Transforming IT from Strategic Liability to Strategic Asset


23 September 2009 Jeanne Ross


CEO presents an extract from IT Savvy – What Top Executives Must Know to Go from Pain to Gain. Peter D Weill and Jeanne W Ross's book provides insight into how to use IT to your advantage.


In 2002, when Ron Williams became president of US healthcare services giant Aetna, the company had just reported an annual loss of $280m and was on the brink of failure. In 2007, just five years later, Aetna posted net income of $1.8bn and was named by Fortune magazine as the US's most admired company in healthcare. To what does Williams, now CEO and chairman, attribute the company's turnaround? An intense focus on customers and employees, a companywide embrace of 'back to basics' values, and the development and use of a dynamic information technology (IT) platform.

Executive management information system

Williams joined Aetna in 2000 as head of business operations. Early on, he initiated a project to develop an executive management information system (EMIS). Implemented within five months, Aetna's early EMIS provided point-and-click access and drill-down capability on the income statements of both the enterprise and its divisions. Williams used the available data as the basis for executive decisions. In addition, he and then-CEO John Rowe made clear that they expected business executives to use data to drive better business performance. Firmwide delivery of transparent and consistent performance data gave them an opportunity, as Williams described it, to 'train the company in how to think about problems. It gives you the context for making choices'.

Armed with useful data, Aetna's senior managers started making what one observer called 'surgical decisions' on prices in their proposals to institutional customers. Turning attention to profitability rather than revenues, Aetna deliberately set prices that led to a decrease in memberships for a couple of years. Over time, the EMIS helped management better define and address the company's market segments. Soon, both revenues and profits were growing. In 2007, Aetna reported revenues of $27.6bn, a 35% increase over three years.

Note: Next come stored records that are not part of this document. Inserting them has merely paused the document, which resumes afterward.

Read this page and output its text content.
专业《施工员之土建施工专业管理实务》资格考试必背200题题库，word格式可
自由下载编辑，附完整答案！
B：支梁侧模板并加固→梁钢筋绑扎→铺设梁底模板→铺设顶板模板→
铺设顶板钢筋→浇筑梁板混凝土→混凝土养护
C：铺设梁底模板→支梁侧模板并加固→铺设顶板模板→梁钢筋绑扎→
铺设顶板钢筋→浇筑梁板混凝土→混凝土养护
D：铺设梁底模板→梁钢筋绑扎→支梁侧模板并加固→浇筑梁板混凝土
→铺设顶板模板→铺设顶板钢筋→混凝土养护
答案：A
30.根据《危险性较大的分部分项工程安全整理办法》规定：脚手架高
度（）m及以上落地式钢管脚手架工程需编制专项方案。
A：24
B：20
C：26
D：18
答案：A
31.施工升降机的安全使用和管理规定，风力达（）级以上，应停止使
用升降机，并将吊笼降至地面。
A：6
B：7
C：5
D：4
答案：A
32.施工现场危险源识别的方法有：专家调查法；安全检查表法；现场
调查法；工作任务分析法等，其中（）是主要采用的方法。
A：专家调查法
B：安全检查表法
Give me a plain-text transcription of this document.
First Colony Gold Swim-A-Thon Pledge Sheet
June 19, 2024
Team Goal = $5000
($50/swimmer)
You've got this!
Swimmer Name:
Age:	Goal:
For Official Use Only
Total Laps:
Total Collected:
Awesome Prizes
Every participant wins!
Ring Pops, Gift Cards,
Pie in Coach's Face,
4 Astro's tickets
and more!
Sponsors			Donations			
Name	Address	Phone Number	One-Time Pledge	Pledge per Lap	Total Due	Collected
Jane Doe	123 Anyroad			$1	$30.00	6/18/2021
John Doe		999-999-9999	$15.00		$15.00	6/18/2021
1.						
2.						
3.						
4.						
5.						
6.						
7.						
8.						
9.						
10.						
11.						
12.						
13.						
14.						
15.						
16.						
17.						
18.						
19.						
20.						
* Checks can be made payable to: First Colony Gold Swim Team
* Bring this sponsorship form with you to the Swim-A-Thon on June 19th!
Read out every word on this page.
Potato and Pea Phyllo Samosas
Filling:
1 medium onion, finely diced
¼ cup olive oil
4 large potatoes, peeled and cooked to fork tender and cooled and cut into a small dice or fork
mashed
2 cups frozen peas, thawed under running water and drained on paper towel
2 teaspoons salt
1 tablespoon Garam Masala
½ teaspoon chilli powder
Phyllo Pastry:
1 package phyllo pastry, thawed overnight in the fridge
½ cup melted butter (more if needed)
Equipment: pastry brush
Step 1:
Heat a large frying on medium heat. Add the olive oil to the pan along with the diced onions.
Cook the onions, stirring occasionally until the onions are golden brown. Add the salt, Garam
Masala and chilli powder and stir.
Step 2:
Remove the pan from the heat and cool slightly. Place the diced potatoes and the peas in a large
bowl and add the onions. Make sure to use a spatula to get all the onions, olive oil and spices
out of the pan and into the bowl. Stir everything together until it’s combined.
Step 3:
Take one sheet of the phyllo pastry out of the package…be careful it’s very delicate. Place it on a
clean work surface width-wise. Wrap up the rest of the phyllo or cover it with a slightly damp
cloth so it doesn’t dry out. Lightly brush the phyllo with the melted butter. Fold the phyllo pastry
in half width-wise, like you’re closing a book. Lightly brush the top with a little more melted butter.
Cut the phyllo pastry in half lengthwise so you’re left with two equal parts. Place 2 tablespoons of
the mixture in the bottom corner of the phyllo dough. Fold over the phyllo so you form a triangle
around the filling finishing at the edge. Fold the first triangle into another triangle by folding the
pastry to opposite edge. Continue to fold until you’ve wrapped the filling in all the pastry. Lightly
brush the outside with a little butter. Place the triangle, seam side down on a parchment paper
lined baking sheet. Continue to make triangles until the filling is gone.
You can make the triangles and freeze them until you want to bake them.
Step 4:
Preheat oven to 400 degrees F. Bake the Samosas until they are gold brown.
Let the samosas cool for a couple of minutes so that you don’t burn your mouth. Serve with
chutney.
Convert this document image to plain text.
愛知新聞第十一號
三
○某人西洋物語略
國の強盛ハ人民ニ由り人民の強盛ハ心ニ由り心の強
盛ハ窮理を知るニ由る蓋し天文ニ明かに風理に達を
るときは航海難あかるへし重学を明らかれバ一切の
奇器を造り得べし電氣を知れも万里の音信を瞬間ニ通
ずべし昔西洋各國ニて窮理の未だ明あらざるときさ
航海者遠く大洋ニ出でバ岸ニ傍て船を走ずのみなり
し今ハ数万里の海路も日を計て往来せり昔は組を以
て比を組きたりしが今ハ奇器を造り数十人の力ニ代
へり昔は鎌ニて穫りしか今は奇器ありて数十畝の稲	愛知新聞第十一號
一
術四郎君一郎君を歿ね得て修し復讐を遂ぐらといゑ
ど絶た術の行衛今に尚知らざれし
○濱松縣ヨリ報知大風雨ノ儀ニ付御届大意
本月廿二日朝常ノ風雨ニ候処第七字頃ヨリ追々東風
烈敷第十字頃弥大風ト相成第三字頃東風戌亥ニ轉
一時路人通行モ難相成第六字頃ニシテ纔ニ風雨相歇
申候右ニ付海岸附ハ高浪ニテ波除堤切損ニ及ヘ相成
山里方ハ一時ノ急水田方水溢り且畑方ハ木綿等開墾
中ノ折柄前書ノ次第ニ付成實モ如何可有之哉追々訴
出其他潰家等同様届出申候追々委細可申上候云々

"IT-savvy firms use the data generated from its core transactions to empower decision makers."

The EMIS was just the first step in using IT to make Aetna's people smarter and more productive. Subsequent enhancements have provided systems enabling the firm to refocus business processes on the needs of customers. For example, Aetna started providing customers online access to medical advice and information about their accounts and history. These efforts have transformed Aetna into a highly respected and profitable healthcare company.

Aetna is unusual. Many leaders the company spoke to were frustrated because they don't see significant benefits from IT despite millions of dollars of investment. They struggle to meet basic requirements for doing business in a global economy. Often, they can't:

  • respond to new customer opportunities in a timely manner
  • present a single face to global customers
  • reproduce business successes in a new market
  • integrate new acquisitions quickly
  • ensure that local decision makers simultaneously do what's best for customers and the firm.

In short, they can't operate how they want to. And frankly, if IT isn't helping you operate how you want, and need, to operate, you are wasting money. There is no chance that your IT investments will lead to strategic benefits.

Aetna is IT savvy. The company consistently uses IT to inform management decisions and enhance products and services. Being IT savvy makes IT a strategic asset. In a global, digital economy, if IT is not a strategic asset, it's a strategic liability. Ask yourself: in the 21st century, can you afford to have a liability like that?

What is IT savvy? (And how do we get some?)

'IT savvy' is a characteristic of firms and their managers reflected in the ability to use IT to consistently elevate firm performance. Like savoir faire, it looks effortless from the outside. But IT-savvy firms distinguish themselves from others by building and using a platform of digitised processes.

A digitised platform is an integrated set of electronic business processes and the technologies, applications and data supporting those processes. Not all business processes are digitised, many require human intervention. And not all digitised processes are part of a platform – the platform integrates a set of related processes and transactions.

"In a global, digital economy, if
IT is not a strategic
asset, it's a strategic liability."

At some firms, the digitised platform is anchored in a major piece of purchased software such as an enterprise resource planning system or a customer relationship management system. At other firms, the IT unit has built an enterprise data and technology platform for operation decisions. People provide input to a digitised platform and use the output, but people are not part of the platform itself. The purpose of a digitised process platform is to disengage people from processes that are better performed by machines. The platform 'wires' reliable, predictable, low-cost core business transactions into the firm.

At Aetna, the digitised process platform encompasses the daily servicing of customer needs, ranging from opening an account to settling a claim. Aetna has built a solid technology base and layered it with reliable, predictable business processes for daily transactions. The reliability and predictability of daily transactions is only the beginning, however.

Aetna, like all IT-savvy firms, uses the data generated from its core transactions to empower decision makers. IT-savvy firms make a habit of executing disciplined core processes and then applying the resulting data from those processes to both operational and strategic decision-making tasks.